Maciej Rybus z powodu kontuzji mięśnia przywodziciela opuści zgrupowanie reprezentacji Polski przygotowującej się do meczu w piłkarskiej Lidze Narodów z Włochami (7 września w Bolonii) oraz towarzyskiego z Irlandią (11 września we Wrocławiu). "Po szczegółowych badaniach podjęta została decyzja, że Maciej Rybus wróci do klubu i tam podda się leczeniu. Według wstępnych rokowań wróci do gry za dwa tygodnie. Nikt nie będzie powoływany w jego miejsce" – powiedział rzecznik prasowy Polskiego Związku Piłki Nożnej Jakub Kwiatkowski.

REKLAMA

W niedzielę w warszawskim hotelu stawiło się 15 piłkarzy. Wśród nich był Maciej Rybus, którego przebadał doktor drużyny narodowej Jacek Jaroszewski.
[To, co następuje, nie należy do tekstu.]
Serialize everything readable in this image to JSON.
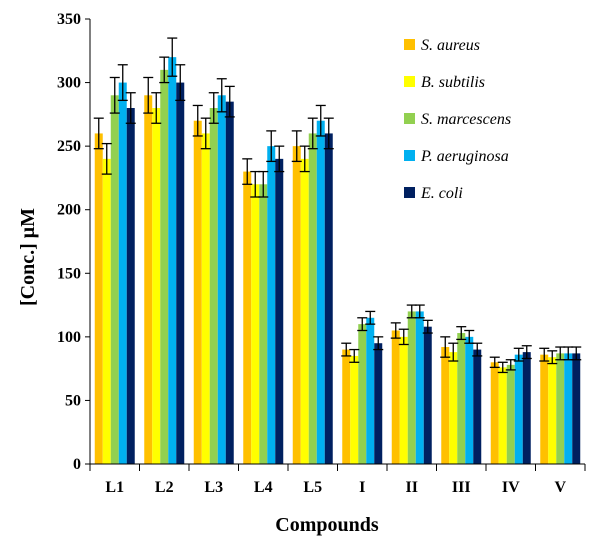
{
  "chart_data": {
    "type": "bar",
    "xlabel": "Compounds",
    "ylabel": "[Conc.] μM",
    "ylim": [
      0,
      350
    ],
    "yticks": [
      0,
      50,
      100,
      150,
      200,
      250,
      300,
      350
    ],
    "grid": false,
    "legend_position": "top-right",
    "categories": [
      "L1",
      "L2",
      "L3",
      "L4",
      "L5",
      "I",
      "II",
      "III",
      "IV",
      "V"
    ],
    "series": [
      {
        "name": "S. aureus",
        "color": "#FFC000",
        "values": [
          260,
          290,
          270,
          230,
          250,
          90,
          105,
          92,
          80,
          86
        ],
        "errors": [
          12,
          14,
          12,
          10,
          12,
          5,
          6,
          8,
          4,
          5
        ]
      },
      {
        "name": "B. subtilis",
        "color": "#FFFF00",
        "values": [
          240,
          280,
          260,
          220,
          240,
          85,
          100,
          88,
          76,
          84
        ],
        "errors": [
          12,
          12,
          12,
          10,
          10,
          5,
          6,
          7,
          4,
          5
        ]
      },
      {
        "name": "S. marcescens",
        "color": "#92D050",
        "values": [
          290,
          310,
          280,
          220,
          260,
          110,
          120,
          103,
          78,
          87
        ],
        "errors": [
          14,
          10,
          12,
          10,
          12,
          5,
          5,
          5,
          4,
          5
        ]
      },
      {
        "name": "P. aeruginosa",
        "color": "#00B0F0",
        "values": [
          300,
          320,
          290,
          250,
          270,
          115,
          120,
          100,
          86,
          87
        ],
        "errors": [
          14,
          15,
          13,
          12,
          12,
          5,
          5,
          5,
          5,
          5
        ]
      },
      {
        "name": "E. coli",
        "color": "#002060",
        "values": [
          280,
          300,
          285,
          240,
          260,
          95,
          108,
          90,
          88,
          87
        ],
        "errors": [
          12,
          14,
          12,
          10,
          12,
          5,
          5,
          5,
          5,
          5
        ]
      }
    ]
  }
}
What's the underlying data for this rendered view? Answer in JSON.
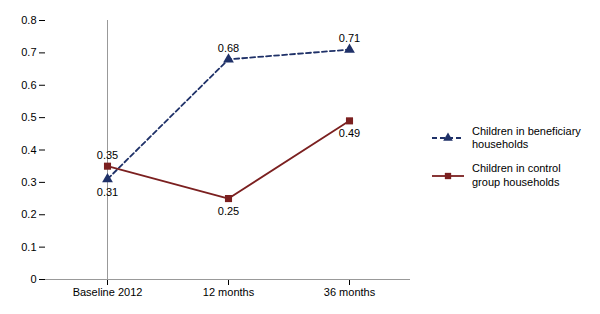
{
  "chart_data": {
    "type": "line",
    "categories": [
      "Baseline 2012",
      "12 months",
      "36 months"
    ],
    "series": [
      {
        "name": "Children in beneficiary\nhouseholds",
        "color": "#1f3168",
        "values": [
          0.31,
          0.68,
          0.71
        ],
        "marker": "triangle",
        "line_style": "dashed"
      },
      {
        "name": "Children in control\ngroup households",
        "color": "#7b2020",
        "values": [
          0.35,
          0.25,
          0.49
        ],
        "marker": "square",
        "line_style": "solid"
      }
    ],
    "ylim": [
      0,
      0.8
    ],
    "yticks": [
      0,
      0.1,
      0.2,
      0.3,
      0.4,
      0.5,
      0.6,
      0.7,
      0.8
    ],
    "grid": false,
    "legend": "right",
    "data_labels": true
  }
}
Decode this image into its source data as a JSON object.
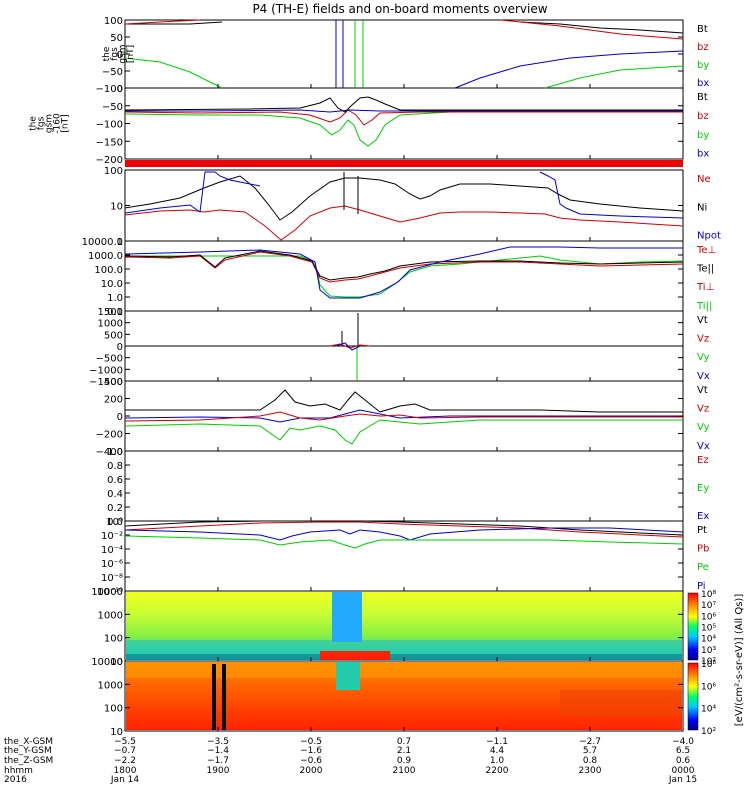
{
  "title": "P4 (TH-E) fields and on-board moments overview",
  "chart_data": {
    "type": "line",
    "x": {
      "ticks": [
        "1800",
        "1900",
        "2000",
        "2100",
        "2200",
        "2300",
        "0000"
      ],
      "range": [
        1800,
        2400
      ],
      "unit": "hhmm"
    },
    "panels": [
      {
        "ylabel": [
          "the",
          "fgs",
          "gsm",
          "[nT]"
        ],
        "ticks": [
          "100",
          "50",
          "0",
          "−50",
          "−100"
        ],
        "yrange": [
          -100,
          100
        ],
        "legend": [
          {
            "name": "Bt",
            "color": "#000000"
          },
          {
            "name": "bz",
            "color": "#cc0000"
          },
          {
            "name": "by",
            "color": "#00cc00"
          },
          {
            "name": "bx",
            "color": "#0000cc"
          }
        ]
      },
      {
        "ylabel": [
          "the",
          "fgs",
          "gsm",
          "-160",
          "[nT]"
        ],
        "ticks": [
          "0",
          "−50",
          "−100",
          "−150",
          "−200"
        ],
        "yrange": [
          -220,
          20
        ],
        "legend": [
          {
            "name": "Bt",
            "color": "#000000"
          },
          {
            "name": "bz",
            "color": "#cc0000"
          },
          {
            "name": "by",
            "color": "#00cc00"
          },
          {
            "name": "bx",
            "color": "#0000cc"
          }
        ]
      },
      {
        "ylabel": [
          "Density",
          "[cm-3]"
        ],
        "ticks": [
          "100",
          "10",
          "1"
        ],
        "log": true,
        "legend": [
          {
            "name": "Ne",
            "color": "#cc0000"
          },
          {
            "name": "Ni",
            "color": "#000000"
          },
          {
            "name": "Npot",
            "color": "#0000cc"
          }
        ]
      },
      {
        "ylabel": [
          "mom3",
          "[eV]"
        ],
        "ticks": [
          "10000.0",
          "1000.0",
          "100.0",
          "10.0",
          "1.0",
          "0.1"
        ],
        "log": true,
        "legend": [
          {
            "name": "Te⊥",
            "color": "#cc0000"
          },
          {
            "name": "Te||",
            "color": "#000000"
          },
          {
            "name": "Ti⊥",
            "color": "#cc0000"
          },
          {
            "name": "Ti||",
            "color": "#00cc00"
          }
        ]
      },
      {
        "ylabel": [
          "the",
          "peim",
          "velocity",
          "gsm",
          "[km/s]"
        ],
        "ticks": [
          "1500",
          "1000",
          "500",
          "0",
          "−500",
          "−1000",
          "−1500"
        ],
        "yrange": [
          -1500,
          1500
        ],
        "legend": [
          {
            "name": "Vt",
            "color": "#000000"
          },
          {
            "name": "Vz",
            "color": "#cc0000"
          },
          {
            "name": "Vy",
            "color": "#00cc00"
          },
          {
            "name": "Vx",
            "color": "#0000cc"
          }
        ]
      },
      {
        "ylabel": [
          "the",
          "peem",
          "velocity",
          "gsm",
          "[km/s]"
        ],
        "ticks": [
          "400",
          "200",
          "0",
          "−200",
          "−400"
        ],
        "yrange": [
          -400,
          400
        ],
        "legend": [
          {
            "name": "Vt",
            "color": "#000000"
          },
          {
            "name": "Vz",
            "color": "#cc0000"
          },
          {
            "name": "Vy",
            "color": "#00cc00"
          },
          {
            "name": "Vx",
            "color": "#0000cc"
          }
        ]
      },
      {
        "ylabel": [
          "E=−VxB",
          "[mV/m]"
        ],
        "ticks": [
          "1.0",
          "0.8",
          "0.6",
          "0.4",
          "0.2",
          "0.0"
        ],
        "yrange": [
          0,
          1
        ],
        "legend": [
          {
            "name": "Ez",
            "color": "#cc0000"
          },
          {
            "name": "Ey",
            "color": "#00cc00"
          },
          {
            "name": "Ex",
            "color": "#0000cc"
          }
        ]
      },
      {
        "ylabel": [
          "Pressure",
          "[nPa]"
        ],
        "ticks": [
          "10⁰",
          "10⁻²",
          "10⁻⁴",
          "10⁻⁶",
          "10⁻⁸",
          "10⁻¹⁰"
        ],
        "log": true,
        "legend": [
          {
            "name": "Pt",
            "color": "#000000"
          },
          {
            "name": "Pb",
            "color": "#cc0000"
          },
          {
            "name": "Pe",
            "color": "#00cc00"
          },
          {
            "name": "Pi",
            "color": "#0000cc"
          }
        ]
      },
      {
        "ylabel": [
          "the",
          "peir",
          "en",
          "eflux",
          "eV",
          "(cm²-s-",
          "sr-eV)"
        ],
        "ticks": [
          "10000",
          "1000",
          "100",
          "10"
        ],
        "log": true,
        "spectrogram": true
      },
      {
        "ylabel": [
          "the",
          "peer",
          "en",
          "eflux",
          "eV",
          "(cm²-s-",
          "sr-eV)"
        ],
        "ticks": [
          "10000",
          "1000",
          "100",
          "10"
        ],
        "log": true,
        "spectrogram": true
      }
    ],
    "colorbars": [
      {
        "ticks": [
          "10⁸",
          "10⁷",
          "10⁶",
          "10⁵",
          "10⁴",
          "10³",
          "10²"
        ]
      },
      {
        "ticks": [
          "10⁸",
          "10⁶",
          "10⁴",
          "10²"
        ]
      }
    ],
    "colorbar_label": "[eV/(cm²-s-sr-eV)] (All Qs)]",
    "footer": {
      "rows": [
        {
          "label": "the_X-GSM",
          "values": [
            "−5.5",
            "−3.5",
            "−0.5",
            "0.7",
            "−1.1",
            "−2.7",
            "−4.0"
          ]
        },
        {
          "label": "the_Y-GSM",
          "values": [
            "−0.7",
            "−1.4",
            "−1.6",
            "2.1",
            "4.4",
            "5.7",
            "6.5"
          ]
        },
        {
          "label": "the_Z-GSM",
          "values": [
            "−2.2",
            "−1.7",
            "−0.6",
            "0.9",
            "1.0",
            "0.8",
            "0.6"
          ]
        },
        {
          "label": "hhmm",
          "values": [
            "1800",
            "1900",
            "2000",
            "2100",
            "2200",
            "2300",
            "0000"
          ]
        },
        {
          "label": "2016",
          "values": [
            "Jan 14",
            "",
            "",
            "",
            "",
            "",
            "Jan 15"
          ]
        }
      ]
    }
  }
}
Okazało się, że kontuzja mięśnia przywodziciela, jakiej 29-letni obrońca Lokomotiwu Moskwa nabawił się w sobotnim meczu ligowym z Krasnodarem (1:2), wyklucza go z gry na około dwa tygodnie.
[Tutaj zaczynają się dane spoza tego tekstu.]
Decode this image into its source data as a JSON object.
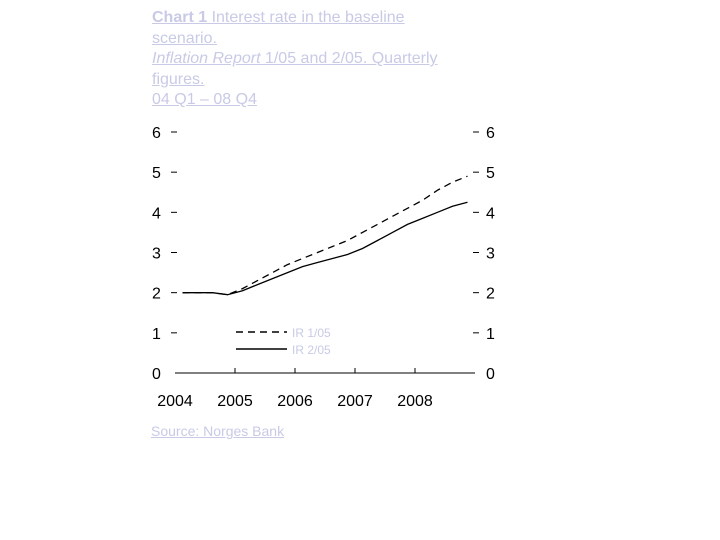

W poniedziałek stawią się pozostali piłkarze. Jako ostatni spodziewany jest około godz. 13 Damian Kądzior z Dinama Zagrzeb.

Na godz. 13.45 zaplanowana jest konferencja selekcjonera Jerzego Brzęczka i kapitana biało-czerwonych Roberta Lewandowskiego. O godz. 17.00 na boisku KS ZWAR rozpocznie się pierwszy trening po wodzą Brzęczka.

Reprezentacja Polski będzie trenowała na boiskach KS ZWAR i Polonii Warszawa, a w czwartek o godz. 11.00 wyleci do Bolonii, gdzie dzień później rozegra mecz z Włochami w Lidze Narodów.

Od soboty biało-czerwoni przebywać będą we Wrocławiu, gdzie 11 września rozegrają towarzyskie spotkanie z Irlandią.